We'll use BeautifulSoup here to grab it from the second item in our `tds` list for each row, which as you remember is accessed using `[1]`.

In [10]:
data = []

for row in rows: ## Here's our for loop; note the colon
    tds = row.find_all('td')
    url = tds[1].find('a').get('href')
    row_dict = {
        'date': tds[0].text,
        'url': url,
        'filing': tds[2].text,
        'filers_name': tds[3].text,
        'title': tds[4].text
    }
    data.append(row_dict)

print(data[0])

{'date': '12/10/2021', 'url': '/201/Presiden.nsf/201 Request?OpenForm&Filer=Gupta', 'filing': 'Gupta, Rahul', 'filers_name': 'Office of National Drug Control Policy', 'title': 'Director'}


Not too bad but we're missing one last thing. The domain of the url is missing. So let's use a process called string concatenation to add it.

In [11]:
data = []

for row in rows: ## Here's our for loop; note the colon
    tds = row.find_all('td')
    url_start = 'https://extapps2.oge.gov'
    url_end = tds[1].find('a').get('href')
    url = url_start + url_end
    row_dict = {
        'date': tds[0].text,
        'url': url,
        'filing': tds[2].text,
        'filers_name': tds[3].text,
        'title': tds[4].text
    }
    data.append(row_dict)

print(data[0])

{'date': '12/10/2021', 'url': 'https://extapps2.oge.gov/201/Presiden.nsf/201 Request?OpenForm&Filer=Gupta', 'filing': 'Gupta, Rahul', 'filers_name': 'Office of National Drug Control Policy', 'title': 'Director'}


Now that we have our data in a list of dictionaries, let's save it to a file. Python has a built in module called `csv` that writes data to a CSV file but I prefer using the data science libary `pandas`, which we imported earlier in the notebook.

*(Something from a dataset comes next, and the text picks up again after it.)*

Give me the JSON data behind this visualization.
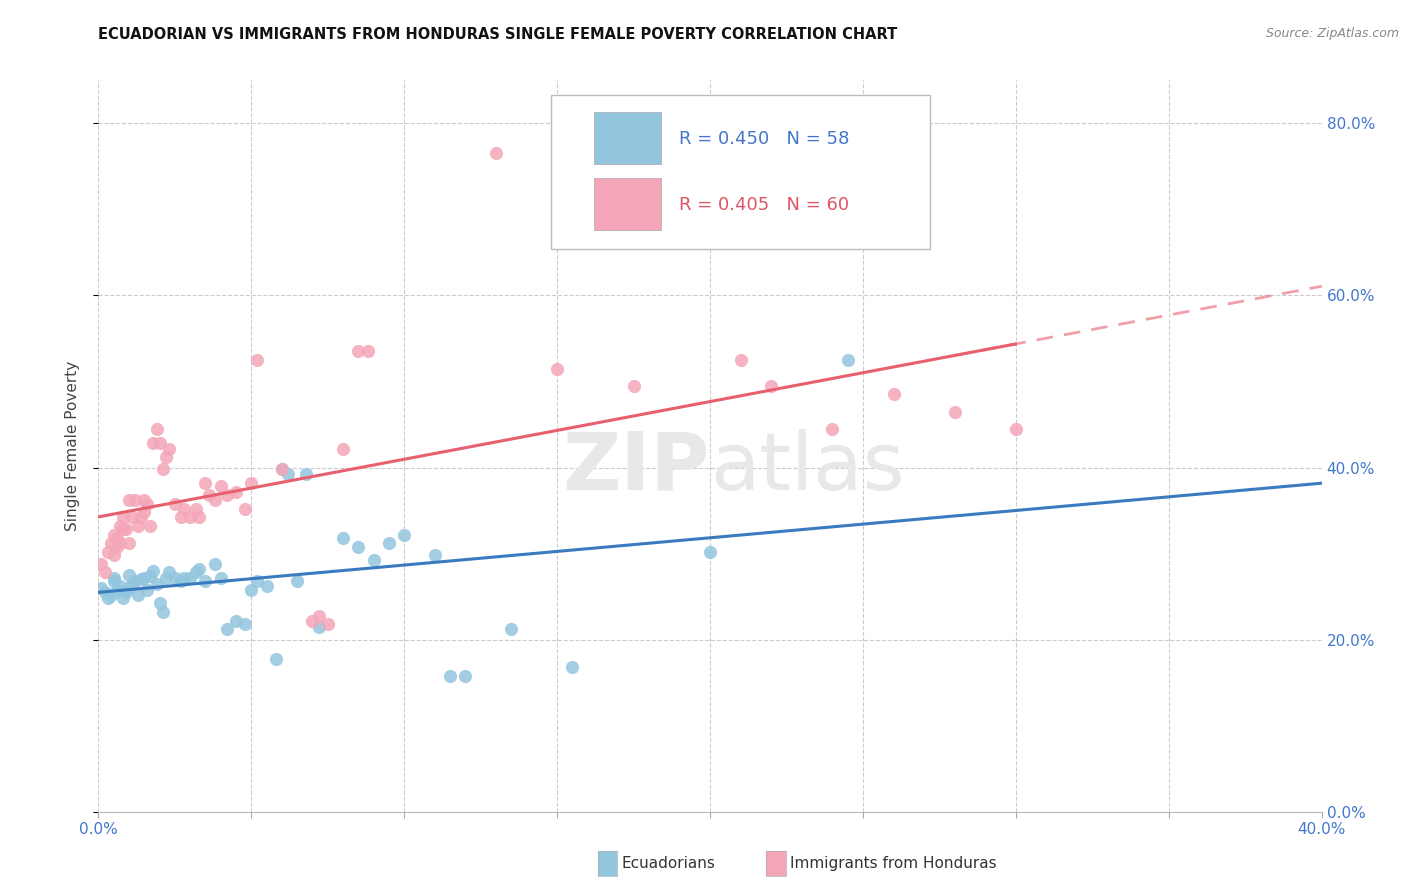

`pandas` uses spreadsheet like objects called dataframes that have columns and rows. Now that we have a list of dictionaries containing our data, we can save it as a dataframe. 

In [12]:
df = pd.DataFrame(data)

df

Unnamed: 0,date,url,filing,filers_name,title
0,12/10/2021,https://extapps2.oge.gov/201/Presiden.nsf/201 ...,"Gupta, Rahul",Office of National Drug Control Policy,Director
1,12/07/2021,https://extapps2.oge.govhttps://extapps2.oge.g...,"Young, Shalanda",Office of Management and Budget,Director
2,12/07/2021,https://extapps2.oge.govhttps://extapps2.oge.g...,"Powell, Jerome H",Federal Reserve System Board of Governors,Governor & Chairman
3,12/07/2021,https://extapps2.oge.govhttps://extapps2.oge.g...,"Inglis, John C",Office of the National Cyber Director,Director
4,12/07/2021,https://extapps2.oge.govhttps://extapps2.oge.g...,"Coloretti, Nani A",Office of Management and Budget,Deputy Director
...,...,...,...,...,...
995,01/11/2017,https://extapps2.oge.govhttps://extapps2.oge.g...,"Mnuchin, Steven T",Department of The Treasury,Secretary
996,01/11/2017,https://extapps2.oge.govhttps://extapps2.oge.g...,"Zinke, Ryan",Department Of The Interior,Secretary
997,01/11/2017,https://extapps2.oge.govhttps://extapps2.oge.g...,"Perry, James Richard",Department Of Energy,Secretary
998,01/09/2017,https://extapps2.oge.govhttps://extapps2.oge.g...,"Chao, Elaine L",Department Of Transportation,Secretary


And save it as a csv.

In [13]:
df.to_csv('./data.csv')

Congrats! You have scraped data from a website and saved it to a CSV!

Hopefully, this helped you feel more comfortable working with data in Python. You can also run this as a script as laid out below. 

In [14]:
import requests
from bs4 import BeautifulSoup
import pandas as pd
import pprint

def main():
    url = 'https://extapps2.oge.gov/201/Presiden.nsf/PAS%20Filings%20by%20Date?OpenView'
    header = {'User-Agent': 'Mozilla/5.0 (Macintosh; Intel Mac OS X 10_14_6) AppleWebKit/537.36 (KHTML, like Gecko) Chrome/94.0.4606.71 Safari/537.36 (my-email-here)'}
    r = requests.get(url, headers=header)
    html = r.text
    soup = BeautifulSoup(html, "lxml")
    table = soup.find_all('table')
    rows = table[0].find_all('tr')
    data = []
    for row in rows: 
        parse_rows(row, data)
    df = pd.DataFrame(data)
    df.to_csv('./data.csv')

def parse_rows(row, data):
    tds = row.find_all('td')
    url_start = 'https://extapps2.oge.gov'
    url_end = tds[1].find('a').get('href')
    url = url_start + url_end
    row_dict = {
        'date': tds[0].text,
        'url': url,
        'filing': tds[2].text,
        'filers_name': tds[3].text,
        'title': tds[4].text
    }
    data.append(row_dict)


main()